Celebration V – SURVIVE
Spending Warm Summer Days Indoors…
So here’s the breakdown — I live in “Hotlanta” now, but I was born and braised in Florida. My partner and I lived in Orlando (tip — don’t call it “O-Town”) and I’m going to cut through all of the shiny, sunny public relations spiel to give you advice that you’ll need to survive and enjoy Star Wars Celebration V.
Having been to events at the Convention Center, it is problematic (at best) to keep the venue cooled at the peak of summer heat. Being anywhere in Florida, in August, it’s swelteringly hot. It is really up to you to stay cool. If someone doesn’t gauge the HVAC to combat the blistering heat outside, then add in a throng of "unconventional conventionists" (to borrow a phrase) and things can become rather uncomfortable.
#1. Hydration — You know all those studies that have said that caffeinated drinks lead to dehydration? They were paid for by companies that want to sell you bottled water. Even a caffeinated drink can give your body vital fluids. That Coke Zero Cherry (my choice) will give you ample hydration, but, as with every other drink, you'll need to keep a constant supply flowing through your body. A soda loaded with HFCS, though, will put a strain on your body as it processes that mess, and it's not going to do you much good at all.
Top picks to keep your body happily hydrated include Power Ade Zero — avoid the red and blue ones — which has no calories and all the basics that one looks for in a "sports drink", Vitamin Water Zero (which has kept me out of the hospital at least once) and, naturally, WATER. (Gatorade, which was invented at the University of Florida, and its "lower calorie" G2 varieties are are still sweetened with sugar and HFCS. Read your labels!)
I assume that we're all adults here, and if you indulge too much, drink TWICE the "hydrating beverage" and keep it flowing. In the summer heat, a hangover can lead to the hospital very quickly. I'm never one to turn down a cocktail, but my "after-party" is always followed by a heavy flush of liquids that aren't going to make my innards turn against me.
#2. Fans — Those little battery-powered fans (even old-fashioned hand-fans) are great, but they aren't air-conditioners. Some even have little "water misting" devices for that extra bit of cool – and it keeps your "face" on if you're wearing make-up. I still recommend grabbing one (and they're available most anywhere) just for that little waft of breeze that offers that little extra bit of comfort. I don't care if I look like an old church lady, I bust out the little fan, and if I could, I'd have a Jawa with a giant palm-frond fanning me, Jabba The Hutt-style. (Well, not a Jawa, but Jake Gyllenhaal won't even wave his restraining order at me.)
#3. Hygiene — Use a deodorant with antiperspirant. We all want to smell clean and fresh, but a river of sweat is your body forcing water out to cool you down, depriving your inner organs. (See #1.) Unless your dermatologist has diagnosed you with hyper-hydrosis, profuse sweating is a sign that you need to slow your pace and gulp down about two pints of water STAT.
I also recommend Comme des Garçons Incense Avignon Series 3 and No. 88 by Czech and Speake, but I'm a scent snob. (Guys! Ditch that Axe stuff. It's made for teenage boys, not grown men.)
Bonus Tip! Dusting your pits and parts (that sweat) with Gold Bond or even regular baby powder can reduce profuse sweating (and stains). Just be careful not to get white streaks all over your clothes.
#4. Relax — It is practically impossible to see and do everything you want to do at a Star Wars Celebration. When you find that little extra bit of free time, take a break! Sit, hydrate, fan, chill, etc. Your body is a machine, and if you don't pace yourself you'll be in for a world of hurt when you go back to your hotel. Unless you regularly run marathons, you may be able to rush around and do a lot, but you'll suffer the consequences sooner or later.
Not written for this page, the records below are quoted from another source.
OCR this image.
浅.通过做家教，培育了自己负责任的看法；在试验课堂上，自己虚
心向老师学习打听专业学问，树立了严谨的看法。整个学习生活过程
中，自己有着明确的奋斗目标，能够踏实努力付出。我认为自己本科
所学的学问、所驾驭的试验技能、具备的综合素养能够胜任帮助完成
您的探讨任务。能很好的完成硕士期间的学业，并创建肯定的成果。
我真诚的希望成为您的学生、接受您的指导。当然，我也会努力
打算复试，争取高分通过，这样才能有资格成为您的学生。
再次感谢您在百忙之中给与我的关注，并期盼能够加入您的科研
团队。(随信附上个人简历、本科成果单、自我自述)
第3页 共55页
#5. Health — In any massive hive of scum and villainy, the chance that you'll catch some random bug increases substantially. Take your vitamins. A chewable multi-vitamin will be absorbed by your body better than a lumpy pill that your digestive system won't completely process. Two childrens chewable vitamins will actually give you more vitamins than an adult a-to-zinc pill. (For my fellow vegetarians and vegans, sorry, but the chewables on regular store shelves are likely to have gelatin, so check your veg-friendly or health food store for options.)
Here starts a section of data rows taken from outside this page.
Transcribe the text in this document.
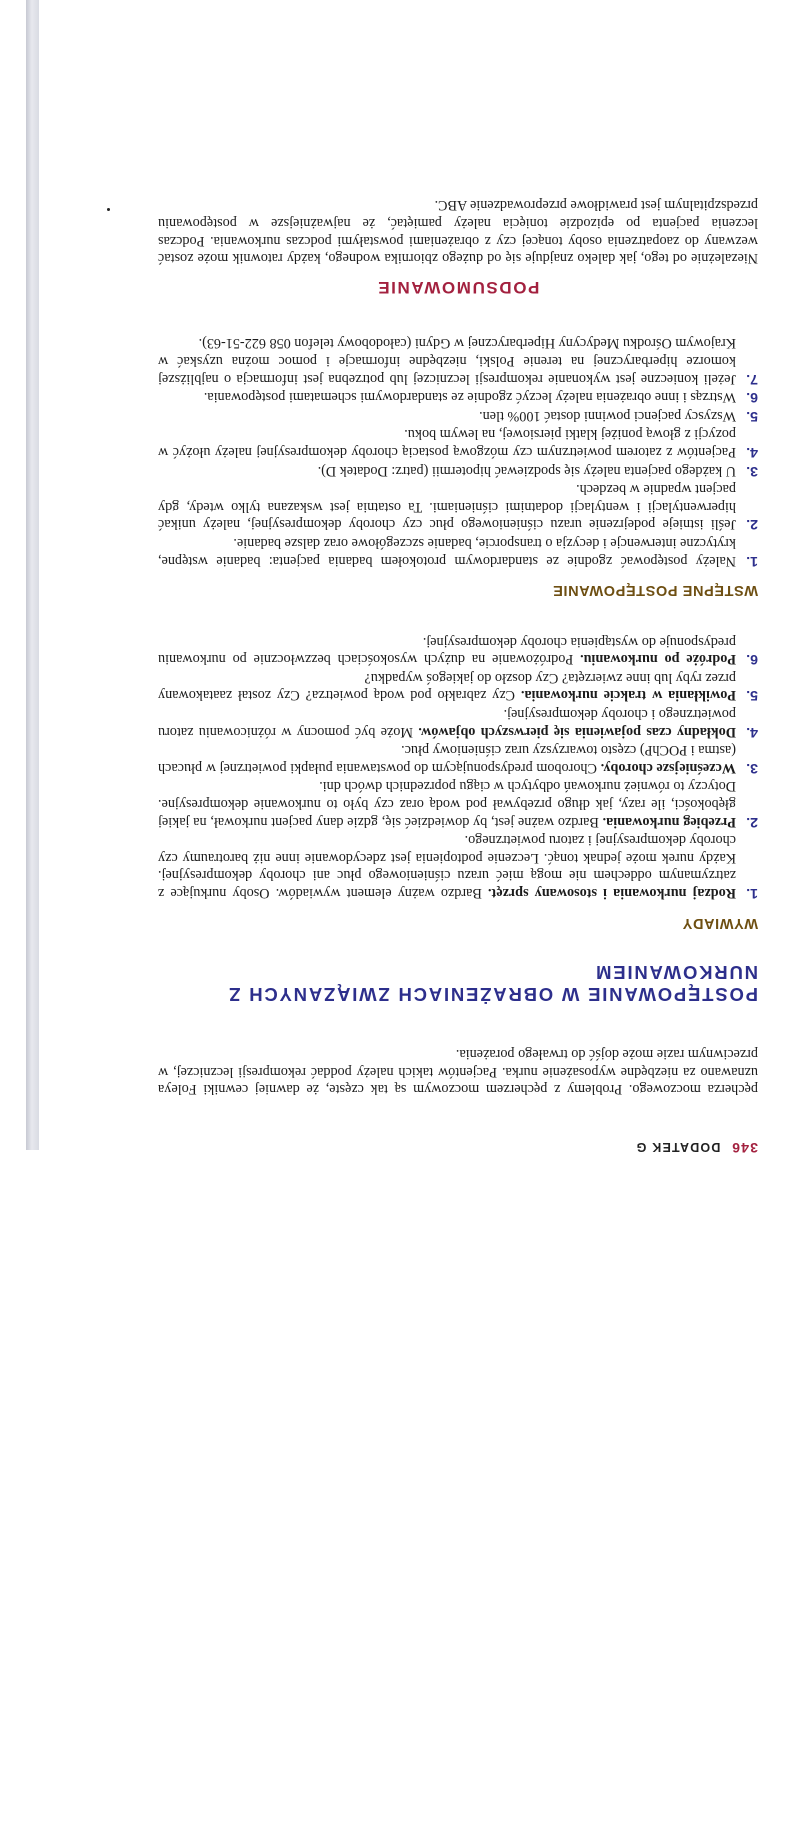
346 DODATEK G

pęcherza moczowego. Problemy z pęcherzem moczowym są tak częste, że dawniej cewniki Foleya uznawano za niezbędne wyposażenie nurka. Pacjentów takich należy poddać rekompresji leczniczej, w przeciwnym razie może dojść do trwałego porażenia.

POSTĘPOWANIE W OBRAŻENIACH ZWIĄZANYCH Z NURKOWANIEM
WYWIADY
1.
Rodzaj nurkowania i stosowany sprzęt. Bardzo ważny element wywiadów. Osoby nurkujące z zatrzymanym oddechem nie mogą mieć urazu ciśnieniowego płuc ani choroby dekompresyjnej. Każdy nurek może jednak tonąć. Leczenie podtopienia jest zdecydowanie inne niż barotraumy czy choroby dekompresyjnej i zatoru powietrznego.
2.
Przebieg nurkowania. Bardzo ważne jest, by dowiedzieć się, gdzie dany pacjent nurkował, na jakiej głębokości, ile razy, jak długo przebywał pod wodą oraz czy było to nurkowanie dekompresyjne. Dotyczy to również nurkowań odbytych w ciągu poprzednich dwóch dni.
3.
Wcześniejsze choroby. Chorobom predysponującym do powstawania pułapki powietrznej w płucach (astma i POChP) często towarzyszy uraz ciśnieniowy płuc.
4.
Dokładny czas pojawienia się pierwszych objawów. Może być pomocny w różnicowaniu zatoru powietrznego i choroby dekompresyjnej.
5.
Powikłania w trakcie nurkowania. Czy zabrakło pod wodą powietrza? Czy został zaatakowany przez ryby lub inne zwierzęta? Czy doszło do jakiegoś wypadku?
6.
Podróże po nurkowaniu. Podróżowanie na dużych wysokościach bezzwłocznie po nurkowaniu predysponuje do wystąpienia choroby dekompresyjnej.
WSTĘPNE POSTĘPOWANIE
1.
Należy postępować zgodnie ze standardowym protokołem badania pacjenta: badanie wstępne, krytyczne interwencje i decyzja o transporcie, badanie szczegółowe oraz dalsze badanie.
2.
Jeśli istnieje podejrzenie urazu ciśnieniowego płuc czy choroby dekompresyjnej, należy unikać hiperwentylacji i wentylacji dodatnimi ciśnieniami. Ta ostatnia jest wskazana tylko wtedy, gdy pacjent wpadnie w bezdech.
3.
U każdego pacjenta należy się spodziewać hipotermii (patrz: Dodatek D).
4.
Pacjentów z zatorem powietrznym czy mózgową postacią choroby dekompresyjnej należy ułożyć w pozycji z głową poniżej klatki piersiowej, na lewym boku.
5.
Wszyscy pacjenci powinni dostać 100% tlen.
6.
Wstrząs i inne obrażenia należy leczyć zgodnie ze standardowymi schematami postępowania.
7.
Jeżeli konieczne jest wykonanie rekompresji leczniczej lub potrzebna jest informacja o najbliższej komorze hiperbarycznej na terenie Polski, niezbędne informacje i pomoc można uzyskać w Krajowym Ośrodku Medycyny Hiperbarycznej w Gdyni (całodobowy telefon 058 622-51-63).
PODSUMOWANIE

Niezależnie od tego, jak daleko znajduje się od dużego zbiornika wodnego, każdy ratownik może zostać wezwany do zaopatrzenia osoby tonącej czy z obrażeniami powstałymi podczas nurkowania. Podczas leczenia pacjenta po epizodzie tonięcia należy pamiętać, że najważniejsze w postępowaniu przedszpitalnym jest prawidłowe przeprowadzenie ABC.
If you think you're falling ill… I'm sure you'll know what to do. (That is where my advice ends, and your need to see a doctor begins.)
Please print this friendly bit of opinionated advice out, and when you see your friendly Galactic Blogger nursing a hangover, you can use the print out to fan me whilst calling me a hypocrite. (I did say I used to live in Orlando, but I'm not telling you where the party's at.)*
*I am as pure as driven sludge, but I can promise you that I won't stink. I'll also be doing everything I can to stay cool. (No-hipster.)